Muffin Peabody stuck his hand up. Muffin owned a fish house just to the south of Doug’s property. “Go ahead Muffin,” acknowledged the Chair.
“Well, as you know my boys and me live next door to this property, but we got no water frontage. My family fishes off the Ingerson wharf, have for near a hundred years. Matter of fact the only way we can get to our fish house is to drive down Ingerson’s driveway and across the sou’west corner of his lawn. The guesthouse he wants---” “Boathouse,” interjected Opee. “--- is right in the driveway and completely blocks the only way to the wharf. Matter fact the only way to get to the wharf is gonna be through the guesthouse.” “Boathouse’” objected Opee.

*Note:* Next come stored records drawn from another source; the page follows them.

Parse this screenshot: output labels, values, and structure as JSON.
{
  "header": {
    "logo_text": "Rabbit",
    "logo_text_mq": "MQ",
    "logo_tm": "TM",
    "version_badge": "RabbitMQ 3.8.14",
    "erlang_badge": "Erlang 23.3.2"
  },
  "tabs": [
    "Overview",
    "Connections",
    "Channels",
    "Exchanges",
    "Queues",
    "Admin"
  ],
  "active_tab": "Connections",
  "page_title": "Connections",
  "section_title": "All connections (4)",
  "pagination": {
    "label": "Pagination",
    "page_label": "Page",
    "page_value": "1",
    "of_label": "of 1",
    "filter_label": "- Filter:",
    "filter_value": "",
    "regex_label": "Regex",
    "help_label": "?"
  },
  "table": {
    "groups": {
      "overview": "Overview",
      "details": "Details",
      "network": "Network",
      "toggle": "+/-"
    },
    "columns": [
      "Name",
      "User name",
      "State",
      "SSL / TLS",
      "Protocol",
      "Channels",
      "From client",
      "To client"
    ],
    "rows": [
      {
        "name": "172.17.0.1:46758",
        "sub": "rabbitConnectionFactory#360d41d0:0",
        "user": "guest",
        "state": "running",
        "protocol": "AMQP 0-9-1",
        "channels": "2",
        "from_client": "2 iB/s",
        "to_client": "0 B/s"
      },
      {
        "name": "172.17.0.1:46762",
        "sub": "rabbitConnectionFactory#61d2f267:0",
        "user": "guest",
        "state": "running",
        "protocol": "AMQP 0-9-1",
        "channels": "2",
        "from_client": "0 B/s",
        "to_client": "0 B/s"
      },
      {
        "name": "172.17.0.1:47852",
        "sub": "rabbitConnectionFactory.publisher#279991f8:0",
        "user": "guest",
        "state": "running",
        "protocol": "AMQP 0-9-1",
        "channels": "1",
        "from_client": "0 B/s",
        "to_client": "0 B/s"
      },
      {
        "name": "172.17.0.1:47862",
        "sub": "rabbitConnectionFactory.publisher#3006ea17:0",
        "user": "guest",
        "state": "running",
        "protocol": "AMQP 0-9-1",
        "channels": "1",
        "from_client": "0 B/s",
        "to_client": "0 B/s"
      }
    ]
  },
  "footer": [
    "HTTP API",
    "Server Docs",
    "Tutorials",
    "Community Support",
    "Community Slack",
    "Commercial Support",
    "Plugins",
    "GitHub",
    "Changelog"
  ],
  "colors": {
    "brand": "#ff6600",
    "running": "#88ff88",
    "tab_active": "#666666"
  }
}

“If it please the court,” offered Opee standing, “I was hoping this minor obstacle wouldn’t become an issue. Of course, we uncovered Mr. Peabody’s easement in our title work but quickly determined that this supposed encumbrance had no legal standing. First, no easement had ever been granted in writing and or recorded as such. Second, in order for such an easement to exist, the Peabody’s would have had to defend it continuously. Specifically, to quote the statute, it would be necessary that they maintain continuous, hostile and open possession in the face of opposition. No such defense has been mounted. Now Mr. VanMiddlesworth, eager to be neighborly and supportive of the natives’ efforts to sustain themselves, has very generously offered Mr. Peabody a pedestrian easement elsewhere on the property, in return, of course, for his relinquishing the dubious right he claims to the wharf. Inexplicably, Mr. Peabody has declined.
“Well as it happens,” continued Muffin, “My old man was aware of the need to lay claim to the right of way and about the need to be hostile about it. Being in the habit of settin’ on the porch after dinner and having a smoke and a glass of beer, he drove or walked down to the wharf damn near every evenin’ dependin’ on the weather, and pissed overboard in full view of the Ingerson house figurin’ that was a pretty clear way to demonstrate the needed hostility. For awhile old man Ingerson hollered at Paw about how crude that was but then he just give up and turned his chair in a different direction. Since Paw died, fifteen years now, I’ve done the same thing. And another thing, Mr. Midworthyness here did offer me an alternative way to get to the shore. Here it is in writin’. First of all, unlike the wharf I’m usin’ now, the path he wants me to use is over in the nor’west corner where there’s no deep water ‘cept at full tide. Second, it describes a pedestrian easement three feet wide so the only way I can get a trap to the shore or back is to park up on the road and lug one to a time over my head lengthwise. I fish 600 traps. Finally, the easement expires when I do leavin’ my boys with no place to fish from.”
Louis spoke up. “Madame Chair I move the question.” While a second was being called for Louie reluctantly retrieved the Old Henry and his bandanna from his new coat and offered it back to Opee. “You’ll be wantin’ your jacket back,” he said.